Monday, March 2

Know Thy Family


“Leave the gun. Take the cannoli.”

In some twisted modern NFL appellation, Bill Belichick is the Godfather.

Or, at least, the trade that sent Matt Cassel and Mike Vrabel to Kansas City, Scott Pioli’s new project, for a mere second round draft pick highlights that Belichick ascribes to a similar honor code as the Don Corleone.

I mistakenly clicked on Jay Mariotti’s column where in tones venomous and paranoid he accused the New England-Kansas City trade of amounting to collusion. (I refuse to link the column here and don't recommend seeking it out.)

Perhaps, though it seems a stretch. Pro football is a world of honor codes and backroom deals. That fact may anger the more nebbish among the press corps, but it is a reality nonetheless… certain teams simply won’t work with one another – can you imagine a trade between the Raiders and Broncos? – and the moves transacted away from the football field play into the larger game among and between the league’s 32 teams.

I guess the question is really what game is Belichick playing?

I hesitate to call Belichick’s regime at the Patriots “ethical” for obvious reasons. Spygate dismisses that term out of hand.

But Belichick’s tour around the league from the Giants to the Browns to the Patriots displays a distinct and consistent character. My man Zac at Throwing Into Traffic hit the nail on the head when he referred to the Belichick Mafia. Belichick adheres to an almost tribal sense of what’s right, loyalty foremost, whether or not the substance of those actions fall within the pale of rightness.

David Halberstam’s Education Of a Coach goes to great lengths to portray Belichick as a man of principle and the Patriots success as a reflection of those commitments. It’s an old school repose netting a new school boon.

Halberstram’s book was published a full two years before Spygate broke to the general public, the repeated references to the mountains of tape Belichick and cohort Ernie Adams wade through taking on a sinister meaning in retrospect.

Where Halberstam tried to sell Belichick as a principled free thinker, drawing on the lessons of the past to avoid the mistakes of the present, through a glass darkly we now see Belichick as possessing a complex relationship with morality but still a strict code with responsibilities and rewards.

Eric Mangini’s departure to the AFC East rival Jets is painted as defection. Perhaps Josh Daniels’s move to the Broncos is desertion as well. Not so with Pioli and Romeo Crennel who moved on with Belichick’s blessing.

Of course, the real problem is assigning higher morality to professional sports. Outside of sportsmanship, morality becomes murky when coaches and players are saddled with the singular commandment to win and win often. No doubt, we do invest professional sports with our ideals as we look to athletic grace and strict rules to reinforce some notion of how the world ought to be. But then of course is the matter of men as they are versus how they ought to be.

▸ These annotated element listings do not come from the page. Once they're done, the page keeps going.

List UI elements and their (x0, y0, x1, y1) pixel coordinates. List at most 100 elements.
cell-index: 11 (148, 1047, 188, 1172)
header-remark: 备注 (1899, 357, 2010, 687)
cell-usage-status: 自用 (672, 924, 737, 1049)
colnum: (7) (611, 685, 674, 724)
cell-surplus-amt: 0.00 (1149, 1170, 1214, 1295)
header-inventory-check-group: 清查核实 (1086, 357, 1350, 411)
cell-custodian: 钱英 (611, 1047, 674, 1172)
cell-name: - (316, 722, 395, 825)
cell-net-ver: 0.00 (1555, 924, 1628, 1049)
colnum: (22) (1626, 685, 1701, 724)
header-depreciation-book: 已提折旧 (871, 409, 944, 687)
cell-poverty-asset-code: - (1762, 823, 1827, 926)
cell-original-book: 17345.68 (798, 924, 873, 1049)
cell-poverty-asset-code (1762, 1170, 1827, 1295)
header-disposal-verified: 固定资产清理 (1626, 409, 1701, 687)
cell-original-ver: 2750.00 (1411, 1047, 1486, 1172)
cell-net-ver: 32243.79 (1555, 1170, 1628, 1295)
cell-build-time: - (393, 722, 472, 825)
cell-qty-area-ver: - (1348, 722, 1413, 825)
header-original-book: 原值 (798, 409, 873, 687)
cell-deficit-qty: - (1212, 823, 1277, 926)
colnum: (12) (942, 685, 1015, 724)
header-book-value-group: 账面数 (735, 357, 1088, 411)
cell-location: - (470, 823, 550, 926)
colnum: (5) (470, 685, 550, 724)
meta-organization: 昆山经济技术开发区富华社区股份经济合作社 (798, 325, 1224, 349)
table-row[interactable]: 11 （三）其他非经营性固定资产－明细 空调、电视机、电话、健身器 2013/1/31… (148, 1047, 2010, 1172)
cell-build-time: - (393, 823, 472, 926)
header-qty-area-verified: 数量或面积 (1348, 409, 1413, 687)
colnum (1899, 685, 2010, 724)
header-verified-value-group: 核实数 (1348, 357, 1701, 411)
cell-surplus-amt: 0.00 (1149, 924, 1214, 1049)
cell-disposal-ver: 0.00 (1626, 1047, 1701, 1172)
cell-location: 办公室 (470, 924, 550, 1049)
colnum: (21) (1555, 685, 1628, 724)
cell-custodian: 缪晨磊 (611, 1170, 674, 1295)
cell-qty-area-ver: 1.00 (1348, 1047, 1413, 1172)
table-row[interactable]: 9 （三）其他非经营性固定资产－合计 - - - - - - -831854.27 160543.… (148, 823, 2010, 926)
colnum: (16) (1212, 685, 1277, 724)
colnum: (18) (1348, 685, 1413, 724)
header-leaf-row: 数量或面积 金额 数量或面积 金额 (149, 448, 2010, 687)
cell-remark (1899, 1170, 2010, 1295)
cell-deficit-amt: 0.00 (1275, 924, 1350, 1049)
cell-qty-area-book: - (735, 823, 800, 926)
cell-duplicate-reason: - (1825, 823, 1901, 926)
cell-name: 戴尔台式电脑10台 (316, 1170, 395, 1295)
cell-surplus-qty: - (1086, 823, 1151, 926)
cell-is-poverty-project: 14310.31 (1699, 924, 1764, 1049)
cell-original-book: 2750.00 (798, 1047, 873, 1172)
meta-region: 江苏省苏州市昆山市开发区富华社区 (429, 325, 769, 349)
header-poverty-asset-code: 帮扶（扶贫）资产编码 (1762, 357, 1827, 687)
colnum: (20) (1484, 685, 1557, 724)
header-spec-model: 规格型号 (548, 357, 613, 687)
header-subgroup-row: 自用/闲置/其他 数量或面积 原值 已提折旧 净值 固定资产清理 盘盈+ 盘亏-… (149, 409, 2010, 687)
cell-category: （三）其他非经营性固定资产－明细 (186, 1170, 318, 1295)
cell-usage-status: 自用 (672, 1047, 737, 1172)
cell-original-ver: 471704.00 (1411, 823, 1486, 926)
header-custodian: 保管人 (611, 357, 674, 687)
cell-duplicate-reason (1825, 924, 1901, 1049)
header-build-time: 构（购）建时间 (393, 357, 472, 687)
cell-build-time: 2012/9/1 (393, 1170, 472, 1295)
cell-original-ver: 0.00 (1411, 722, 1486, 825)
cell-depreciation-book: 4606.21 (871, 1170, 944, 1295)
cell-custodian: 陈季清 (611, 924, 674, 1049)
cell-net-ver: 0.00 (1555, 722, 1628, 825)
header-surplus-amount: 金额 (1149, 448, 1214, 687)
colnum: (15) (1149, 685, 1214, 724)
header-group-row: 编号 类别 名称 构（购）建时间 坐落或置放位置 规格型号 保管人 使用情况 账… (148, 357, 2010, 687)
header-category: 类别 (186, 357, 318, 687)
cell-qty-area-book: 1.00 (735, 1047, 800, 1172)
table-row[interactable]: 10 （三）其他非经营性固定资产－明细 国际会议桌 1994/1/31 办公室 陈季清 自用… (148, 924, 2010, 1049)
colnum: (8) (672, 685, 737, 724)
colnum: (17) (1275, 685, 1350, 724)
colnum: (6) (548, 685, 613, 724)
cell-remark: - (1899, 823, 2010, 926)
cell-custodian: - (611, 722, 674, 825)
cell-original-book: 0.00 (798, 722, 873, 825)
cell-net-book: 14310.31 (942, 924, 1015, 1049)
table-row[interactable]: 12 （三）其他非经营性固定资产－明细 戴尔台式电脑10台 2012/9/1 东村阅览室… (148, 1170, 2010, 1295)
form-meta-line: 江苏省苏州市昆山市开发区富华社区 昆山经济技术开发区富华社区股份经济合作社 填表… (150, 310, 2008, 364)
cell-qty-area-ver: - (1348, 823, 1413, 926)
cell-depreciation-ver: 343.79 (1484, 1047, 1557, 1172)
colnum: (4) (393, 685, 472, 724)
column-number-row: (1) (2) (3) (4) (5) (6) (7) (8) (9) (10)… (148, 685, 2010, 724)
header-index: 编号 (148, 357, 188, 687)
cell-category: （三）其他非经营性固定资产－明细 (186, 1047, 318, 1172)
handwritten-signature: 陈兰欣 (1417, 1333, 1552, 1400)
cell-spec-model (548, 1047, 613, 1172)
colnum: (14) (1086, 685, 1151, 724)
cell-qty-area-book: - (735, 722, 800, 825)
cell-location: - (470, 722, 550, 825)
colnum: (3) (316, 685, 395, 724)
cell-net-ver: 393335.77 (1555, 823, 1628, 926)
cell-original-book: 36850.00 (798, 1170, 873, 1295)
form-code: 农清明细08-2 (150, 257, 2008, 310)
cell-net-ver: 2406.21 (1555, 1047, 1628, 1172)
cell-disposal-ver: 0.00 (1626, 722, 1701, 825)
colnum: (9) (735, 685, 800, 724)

It should be noted in this mini drama played out that Belichick is not only doing right by Pioli, his long time second-in-command, but also his young now former quarterback.

Instead of following Cassel's coming out season with more toil behind the Golden Boy Tom Brady or exile to some backwater like Detroit, Belichick sends Cassel to a familiar newness, surrounded by Belichick people. That truth is lost in a bit of this back-and-forth bluster.

What does the move mean in football terms? The skinny on Cassel and his skills translating to other non-Patriots teams involved the system he flourished in, his discomfort with the five-step drop, and the quality of players and coaches that surrounded his maiden season.

With the Chiefs, a few of those concerns are taken care of. Coach Todd Haley will likely keep Cassel working out of a shotgun in a pass-first dink and dunk system that threatens vertical and burns with draws often enough to allow Cassel ample space to work in the intermidiate portion of the passing tree.

And, of course, before Cassel was appended to the trade, commentators praised the acquisition of Vrabel, an experienced defender to add cache to a very young roster that in all likelihood will become younger over the course of this offseason.

Either way, Belichick continues to remake the NFL to his liking, or impose his preferences where they can imposed. In some sense, it's not the petty squabbling of Packers and Vikings or Broncos and Raiders.

I'm not trying to paint the transaction as heroic or even ethical. It's not. Despite the Patriots PR department trying to spin the trade as simply bad timing on the part of Tampa and Denver, there is however a familiar method to the gesture.

It's a more a question of when do we start sympathizing again with the bad guys. Or rather realize the distance between ourselves and our enemies may not be that great.

2 comments:

Zac said...

Belichick moving from villain to archaic legalist deity is probably going to be my favorite transition of the offseason. Great stuff, as usual.

Cian said...

Haha. Thanks, Zac. It's funny the Pats tried to remake the NFL with this Patriot Way bullshit... this is better (and perhaps more nefarious) plan. I mean, we shouldn't get to Biblical on it... so Belichick as Zoroaster?